A class of fast geodesic shooting algorithms for template matching and its applications via the $N$-particle system of the Euler-Poincaré equations
For researchers in image registration and shape analysis, this work provides a computationally efficient method for template matching with theoretical convergence guarantees.
The paper introduces a class of fast geodesic shooting algorithms for template matching by reformulating the Euler-Poincaré equations as a finite-dimensional particle system, achieving up to O(N log N) computational cost via fast multipole methods. The algorithms demonstrate efficient feedback control iteration and accelerated convergence using conical kernels.

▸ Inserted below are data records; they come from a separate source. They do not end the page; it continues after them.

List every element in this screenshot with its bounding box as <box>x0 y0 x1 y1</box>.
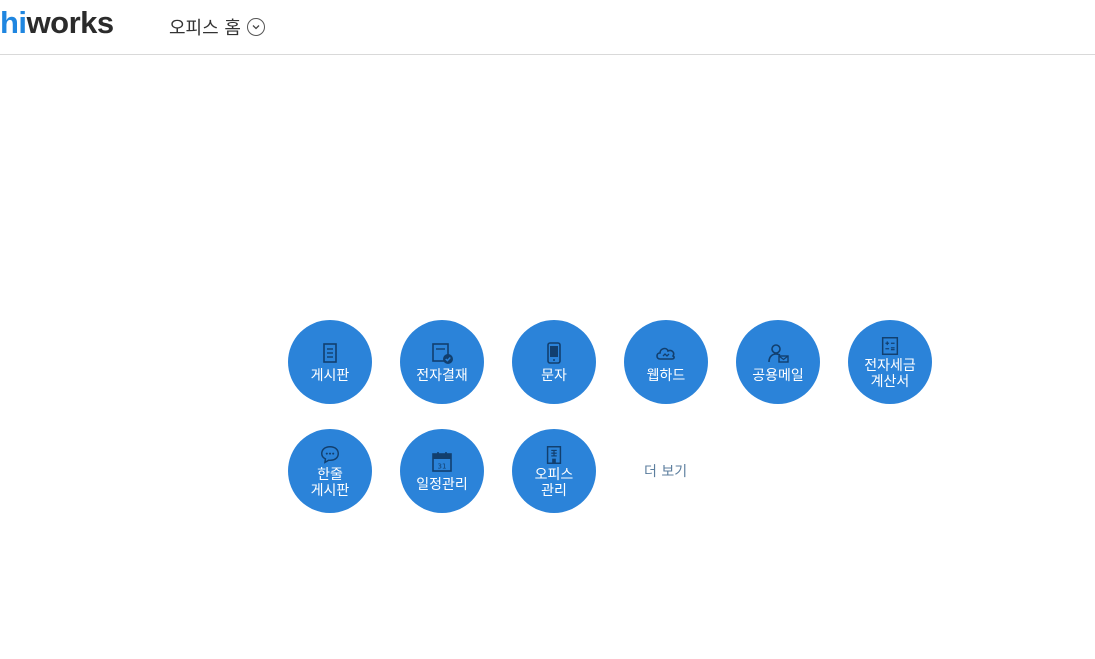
app-office-admin-button[interactable]: 오피스 관리 <box>512 429 596 513</box>
app-shared-mail-button[interactable]: 공용메일 <box>736 320 820 404</box>
app-label: 오피스 관리 <box>534 466 574 499</box>
app-e-tax-invoice-button[interactable]: 전자세금 계산서 <box>848 320 932 404</box>
calendar-icon: 31 <box>430 450 454 474</box>
app-label: 문자 <box>541 367 567 384</box>
app-label: 전자세금 계산서 <box>864 357 916 390</box>
svg-text:31: 31 <box>438 462 447 470</box>
app-sms-button[interactable]: 문자 <box>512 320 596 404</box>
calculator-icon <box>879 335 901 357</box>
app-board-button[interactable]: 게시판 <box>288 320 372 404</box>
approval-icon <box>430 341 454 365</box>
office-home-label: 오피스 홈 <box>169 18 241 39</box>
mobile-icon <box>542 341 566 365</box>
app-label: 공용메일 <box>752 367 804 384</box>
hiworks-logo[interactable]: hiworks <box>0 4 114 42</box>
office-home-dropdown[interactable]: 오피스 홈 <box>169 14 265 40</box>
cloud-icon <box>654 341 678 365</box>
chevron-down-icon <box>246 18 265 36</box>
shared-mail-icon <box>766 341 790 365</box>
app-webhard-button[interactable]: 웹하드 <box>624 320 708 404</box>
app-one-line-board-button[interactable]: 한줄 게시판 <box>288 429 372 513</box>
app-label: 한줄 게시판 <box>310 466 350 499</box>
chat-bubble-icon <box>319 444 341 466</box>
document-icon <box>318 341 342 365</box>
app-label: 전자결재 <box>416 367 468 384</box>
more-link[interactable]: 더 보기 <box>644 461 687 481</box>
app-schedule-button[interactable]: 31 일정관리 <box>400 429 484 513</box>
app-label: 일정관리 <box>416 476 468 493</box>
app-label: 게시판 <box>310 367 350 384</box>
top-header: hiworks 오피스 홈 <box>0 0 1095 55</box>
app-approval-button[interactable]: 전자결재 <box>400 320 484 404</box>
app-label: 웹하드 <box>646 367 686 384</box>
building-icon <box>543 444 565 466</box>
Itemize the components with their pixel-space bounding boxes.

The Euler-Poincaré (EP) equations describe the geodesic motion on the diffeomorphism group. For template matching (template deformation), the Euler-Lagrangian equation, arising from minimizing an energy function, falls into the Euler-Poincaré theory and can be recast into the EP equations. By casting the EP equations in the Lagrangian (or characteristics) form, we formulate the equations as a finite dimensional particle system. The evolution of this particle system describes the geodesic motion of landmark points on a Riemann manifold. In this paper we present a class of novel algorithms that take advantage of the structure of the particle system to achieve a fast matching process between the reference and the target templates. The strong suit of the proposed algorithms includes (1) the efficient feedback control iteration, which allows one to find the initial velocity field for driving the deformation from the reference template to the target one, (2) the use of the conical kernel in the particle system, which limits the interaction between particles and thus accelerates the convergence, and (3) the availability of the implementation of fast-multipole method for solving the particle system, which could reduce the computational cost from $O(N^2)$ to $O(N\log N)$, where $N$ is the number of particles. The convergence properties of the proposed algorithms are analyzed. Finally, we present several examples for both exact and inexact matchings, and numerically analyze the iterative process to illustrate the efficiency and the robustness of the proposed algorithms.